Cette approche explique également la place accordée à la territorialisation. Les disparités régionales ne sont plus seulement perçues comme des écarts d’équipement ou d’infrastructures mais des différences d’accès aux opportunités. Réduire ces écarts revient donc à agir simultanément sur la cohésion sociale, la compétitivité économique et l’égalité des chances.
Dans cette perspective, les investissements engagés dans les infrastructures hydrauliques, les réseaux énergétiques, les établissements de santé, les universités, les Cités des métiers ou encore les grandes plateformes industrielles répondent à une même logique. Ils cherchent à rapprocher les conditions de développement des différents territoires afin que le lieu de résidence constitue de moins en moins un facteur déterminant des parcours individuels.
De la dignité aux opportunités
La signature retenue pour cette feuille de route résume assez bien cette évolution. Pendant longtemps, les politiques publiques ont principalement été évaluées à l’aune de leur capacité à protéger. Désormais, une autre question apparaît : permettent-elles aussi d’ouvrir des perspectives ?
La dignité renvoie naturellement à la protection des revenus, à l’accès aux soins, à l’éducation, à l’eau ou encore aux services essentiels. Les opportunités renvoient, elles, à la capacité de transformer ces acquis en mobilité sociale, en emploi, en investissement, en entrepreneuriat ou en création de richesse. Entre les deux s’établit un lien direct : sans dignité, les opportunités restent inaccessibles ; sans opportunités, la dignité risque de demeurer dépendante de mécanismes permanents de soutien.
C’est probablement dans cette articulation que réside l’apport principal de cette feuille de route. Les douze mesures proposées ne cherchent pas uniquement à répondre à des préoccupations immédiates. Elles s’efforcent de construire une continuité entre les différentes politiques publiques, de manière à transformer progressivement la protection en capacité d’agir.

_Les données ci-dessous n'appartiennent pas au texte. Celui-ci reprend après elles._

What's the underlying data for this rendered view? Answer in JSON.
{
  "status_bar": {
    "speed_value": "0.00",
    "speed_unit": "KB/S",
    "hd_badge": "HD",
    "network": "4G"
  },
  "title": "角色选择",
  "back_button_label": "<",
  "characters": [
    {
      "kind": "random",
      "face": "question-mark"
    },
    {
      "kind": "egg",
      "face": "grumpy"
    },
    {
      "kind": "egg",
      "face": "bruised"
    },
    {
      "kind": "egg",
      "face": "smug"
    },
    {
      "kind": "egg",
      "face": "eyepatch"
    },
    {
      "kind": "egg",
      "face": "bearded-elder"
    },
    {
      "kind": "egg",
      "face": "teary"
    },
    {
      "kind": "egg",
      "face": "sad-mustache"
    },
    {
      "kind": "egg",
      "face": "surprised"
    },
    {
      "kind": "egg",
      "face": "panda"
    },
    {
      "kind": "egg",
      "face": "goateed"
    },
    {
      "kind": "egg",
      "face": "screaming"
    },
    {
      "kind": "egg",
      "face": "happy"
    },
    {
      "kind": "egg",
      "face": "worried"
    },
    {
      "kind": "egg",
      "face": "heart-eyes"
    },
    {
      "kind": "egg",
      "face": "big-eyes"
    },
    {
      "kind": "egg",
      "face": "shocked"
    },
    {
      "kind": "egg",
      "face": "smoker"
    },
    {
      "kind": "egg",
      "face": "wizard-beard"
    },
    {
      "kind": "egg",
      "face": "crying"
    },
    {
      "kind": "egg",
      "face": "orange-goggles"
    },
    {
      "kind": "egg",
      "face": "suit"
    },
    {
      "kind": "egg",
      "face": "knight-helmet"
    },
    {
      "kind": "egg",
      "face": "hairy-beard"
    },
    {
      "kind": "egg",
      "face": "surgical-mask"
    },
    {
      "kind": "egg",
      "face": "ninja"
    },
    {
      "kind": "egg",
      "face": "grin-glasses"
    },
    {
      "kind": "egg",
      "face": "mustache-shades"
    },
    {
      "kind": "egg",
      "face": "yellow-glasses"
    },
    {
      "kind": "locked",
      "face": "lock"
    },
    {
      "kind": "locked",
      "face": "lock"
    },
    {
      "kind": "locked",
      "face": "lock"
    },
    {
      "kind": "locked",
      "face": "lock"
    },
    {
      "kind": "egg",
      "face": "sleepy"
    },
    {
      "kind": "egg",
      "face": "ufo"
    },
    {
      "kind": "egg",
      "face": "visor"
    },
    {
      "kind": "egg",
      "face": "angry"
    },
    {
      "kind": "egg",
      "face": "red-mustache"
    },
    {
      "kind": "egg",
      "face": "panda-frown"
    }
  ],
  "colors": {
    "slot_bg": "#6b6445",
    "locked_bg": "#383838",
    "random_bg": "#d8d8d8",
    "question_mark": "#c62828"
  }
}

A y regarder de près, la véritable nouveauté n’est peut-être pas le contenu de chaque engagement pris séparément. Plusieurs d’entre eux prolongent d’ailleurs des réformes déjà engagées depuis 2021. La vraie nouveauté réside davantage dans la manière de les relier entre eux, dans cette volonté de faire converger les politiques sociales, économiques et territoriales vers un même objectif.
Cette feuille de route ne raconte donc pas seulement ce que pourrait être l’action publique au cours des prochaines années. Elle propose surtout une nouvelle manière de penser son enchaînement. Protéger lorsque les circonstances l’exigent. Garantir à chacun l’accès aux services qui conditionnent l’égalité des chances. Créer, enfin, les conditions permettant à chacun de construire son propre parcours.
Autrement dit, faire de la dignité non plus un point d’arrivée, mais le socle sur lequel peuvent se bâtir les opportunités. C’est cette progression, plus encore que les mesures elles-mêmes, qui constitue la véritable colonne vertébrale du projet présenté pour l’horizon 2031.